How bad stress can impact your physical health
Bad stress can result in headaches, muscle tension, chest pain, fatigue, changes in sex drive, stomach upsets, and sleep issues. It can come with mood or emotional issues like anxiety, irritability, anger, sadness, and depression. So bad stress could have negative physical impacts on different aspects of your health.
- Musculoskeletal system – Bad, chronic stress can cause your muscles to tense up constantly, which can lead to other disorders in your body, like migraines, chronic muscle tension around the shoulders and head, and musculoskeletal pain around the body.
- Respiratory system – Stress could make existing breathing problems worse or trigger panic attacks in people with respiratory diseases like asthma and chronic obstructive pulmonary disease.
- Cardiovascular – Chronic stress can lead to permanent issues for the heart and blood vessels, increasing the risk of hypertension, heart attack, and stroke. It can also lead to heightened inflammation in the arteries.
- Brain function and memory – Chronic stress can lead to structural changes in your brain, including brain atrophy and reduction in brain weight, in addition to memory disorders and cognitive problems.
- Gastrointestinal and digestive systems – Chronic stress can contribute to gastrointestinal complications, including interfering with the normal function of GI tract. If the stress causes you to eat more, in turn it could lead to heartburn or acid reflux. Excessive stress could impact digestion and how well you absorb nutrients. Too much stress can weaken the intestinal barrier, allowing bacteria in the gut to enter your body, which can raise inflammation in the body.
- Immune system – Severe stress can impair your immune system and eventually lead to malignancy by suppressing the immune system’s normal functioning.
- Nervous system – Chronic stress can lead to a long-term drain on the body by causing your nervous system to be in the “fight or flight” mode constantly. In this state, you produce adrenaline and cortisol, which impacts your digestive system, heart, blood vessels, and other areas of your body. This ongoing “wear and tear” can have an overall negative impact on your health.
- Reproductive system and sex drive – Chronic stress can interrupt normal operation of the reproductive system by causing too much stress hormones to be released. In men, it could interrupt testosterone production, leading to a drop in sex drive.
Tips for effective stress management
So how do you better manage stress to avoid the bad form of stress? If it’s due to something specific you can change, try to address the situation. For example, you might be chronically stressed due to long work hours, conflicts with others in the form of hostility or harassment, or unfair treatment of some kind.

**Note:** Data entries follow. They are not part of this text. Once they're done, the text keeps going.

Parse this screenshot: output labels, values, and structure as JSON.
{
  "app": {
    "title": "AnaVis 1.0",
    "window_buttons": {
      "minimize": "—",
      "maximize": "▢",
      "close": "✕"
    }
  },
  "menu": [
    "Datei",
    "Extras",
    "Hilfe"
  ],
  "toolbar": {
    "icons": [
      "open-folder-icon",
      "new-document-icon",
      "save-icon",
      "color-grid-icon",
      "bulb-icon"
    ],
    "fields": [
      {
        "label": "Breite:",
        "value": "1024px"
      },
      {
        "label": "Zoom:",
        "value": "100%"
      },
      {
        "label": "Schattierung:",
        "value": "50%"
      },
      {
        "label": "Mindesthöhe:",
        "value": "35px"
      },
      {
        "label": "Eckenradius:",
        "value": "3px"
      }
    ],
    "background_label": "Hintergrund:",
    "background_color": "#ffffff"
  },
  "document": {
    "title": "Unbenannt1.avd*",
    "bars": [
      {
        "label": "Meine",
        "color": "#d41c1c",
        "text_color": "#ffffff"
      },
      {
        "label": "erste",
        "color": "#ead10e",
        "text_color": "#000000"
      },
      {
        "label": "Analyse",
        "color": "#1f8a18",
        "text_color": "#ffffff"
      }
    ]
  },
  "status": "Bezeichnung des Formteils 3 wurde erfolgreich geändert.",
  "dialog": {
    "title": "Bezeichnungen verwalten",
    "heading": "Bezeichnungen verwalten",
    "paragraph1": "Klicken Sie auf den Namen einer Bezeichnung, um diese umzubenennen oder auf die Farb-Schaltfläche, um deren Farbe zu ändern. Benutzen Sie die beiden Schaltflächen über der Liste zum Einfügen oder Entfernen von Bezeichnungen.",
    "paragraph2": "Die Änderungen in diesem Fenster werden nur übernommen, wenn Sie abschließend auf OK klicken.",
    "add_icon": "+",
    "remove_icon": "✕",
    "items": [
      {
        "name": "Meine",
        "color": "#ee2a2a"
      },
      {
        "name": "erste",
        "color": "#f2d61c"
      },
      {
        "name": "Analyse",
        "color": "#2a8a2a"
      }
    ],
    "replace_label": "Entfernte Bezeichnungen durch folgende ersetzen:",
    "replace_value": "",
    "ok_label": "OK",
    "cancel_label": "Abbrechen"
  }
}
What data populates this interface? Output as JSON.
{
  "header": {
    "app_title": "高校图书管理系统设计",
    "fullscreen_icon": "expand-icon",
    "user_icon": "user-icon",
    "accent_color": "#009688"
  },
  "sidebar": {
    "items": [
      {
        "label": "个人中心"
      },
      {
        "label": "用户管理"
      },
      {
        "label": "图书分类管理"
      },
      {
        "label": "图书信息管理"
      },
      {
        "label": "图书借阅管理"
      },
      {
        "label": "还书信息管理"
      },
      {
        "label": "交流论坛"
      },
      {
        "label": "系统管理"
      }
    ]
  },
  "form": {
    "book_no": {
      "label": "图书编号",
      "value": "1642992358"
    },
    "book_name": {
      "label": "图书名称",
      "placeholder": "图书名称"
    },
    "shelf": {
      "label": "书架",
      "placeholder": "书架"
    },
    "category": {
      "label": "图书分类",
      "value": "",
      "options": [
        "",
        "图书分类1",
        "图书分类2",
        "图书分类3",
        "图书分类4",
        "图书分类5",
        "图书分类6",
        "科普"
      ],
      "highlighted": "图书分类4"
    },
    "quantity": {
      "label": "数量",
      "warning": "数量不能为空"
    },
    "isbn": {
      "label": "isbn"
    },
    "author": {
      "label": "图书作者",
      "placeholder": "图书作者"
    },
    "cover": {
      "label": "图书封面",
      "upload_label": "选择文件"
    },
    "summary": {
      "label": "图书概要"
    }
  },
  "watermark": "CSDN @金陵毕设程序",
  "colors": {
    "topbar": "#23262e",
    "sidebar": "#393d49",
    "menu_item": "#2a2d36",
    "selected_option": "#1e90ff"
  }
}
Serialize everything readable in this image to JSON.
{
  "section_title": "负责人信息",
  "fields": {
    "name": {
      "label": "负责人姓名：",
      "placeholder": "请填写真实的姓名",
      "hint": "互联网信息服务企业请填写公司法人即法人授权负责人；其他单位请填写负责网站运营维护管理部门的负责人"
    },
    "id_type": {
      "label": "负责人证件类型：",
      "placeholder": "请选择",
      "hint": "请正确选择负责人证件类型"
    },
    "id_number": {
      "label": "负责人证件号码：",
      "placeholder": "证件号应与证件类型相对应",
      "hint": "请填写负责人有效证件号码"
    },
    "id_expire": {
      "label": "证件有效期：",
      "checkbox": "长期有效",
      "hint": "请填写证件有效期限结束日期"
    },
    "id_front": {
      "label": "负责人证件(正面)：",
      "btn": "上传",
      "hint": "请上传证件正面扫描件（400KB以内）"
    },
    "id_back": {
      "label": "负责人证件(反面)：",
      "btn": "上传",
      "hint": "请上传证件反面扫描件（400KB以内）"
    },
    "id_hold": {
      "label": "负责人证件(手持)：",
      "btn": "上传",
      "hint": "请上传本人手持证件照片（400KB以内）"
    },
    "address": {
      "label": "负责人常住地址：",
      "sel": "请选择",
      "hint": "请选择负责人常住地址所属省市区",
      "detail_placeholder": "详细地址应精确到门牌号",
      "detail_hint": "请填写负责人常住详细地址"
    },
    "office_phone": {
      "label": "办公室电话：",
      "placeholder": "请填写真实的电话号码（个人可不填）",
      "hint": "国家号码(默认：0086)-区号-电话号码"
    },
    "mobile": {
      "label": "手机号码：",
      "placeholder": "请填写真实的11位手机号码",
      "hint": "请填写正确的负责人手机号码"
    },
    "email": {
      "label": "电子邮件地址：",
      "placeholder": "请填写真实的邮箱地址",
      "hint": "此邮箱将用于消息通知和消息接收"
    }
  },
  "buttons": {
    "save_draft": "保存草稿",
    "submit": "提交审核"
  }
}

Try avoiding conflict where possible and make an attempt to spend more time pursuing your hobbies or with supportive people. If you can’t avoid a stress trigger, plan for them so you can be emotionally prepared to better deal with it. Try to exercise for at least 20 minutes three times a week or more. Keep to a regular sleep routine, and get enough sleep every night.
A healthy diet can also help, so avoid fatty, processed foods and eat plenty of fruit and vegetables. Finally, explore different relaxation techniques and commit to practising them. Meditation, yoga, Tai Chi, and massage are some ways you could stay more relaxed and counteract your stress.
Having a level of stress can be a positive thing, but chronic, sustained stress can be detrimental for your health. Staying aware of the potential impact of bad stress on your well-being can help you identify possible triggers and apply strategies to better manage your stress. You may also be able to consult with a physician if your health insurance package covers conditions related to stress. Along with lifestyle measures like diet and exercise, a proactive attitude towards stress management could help you stay healthy and productive.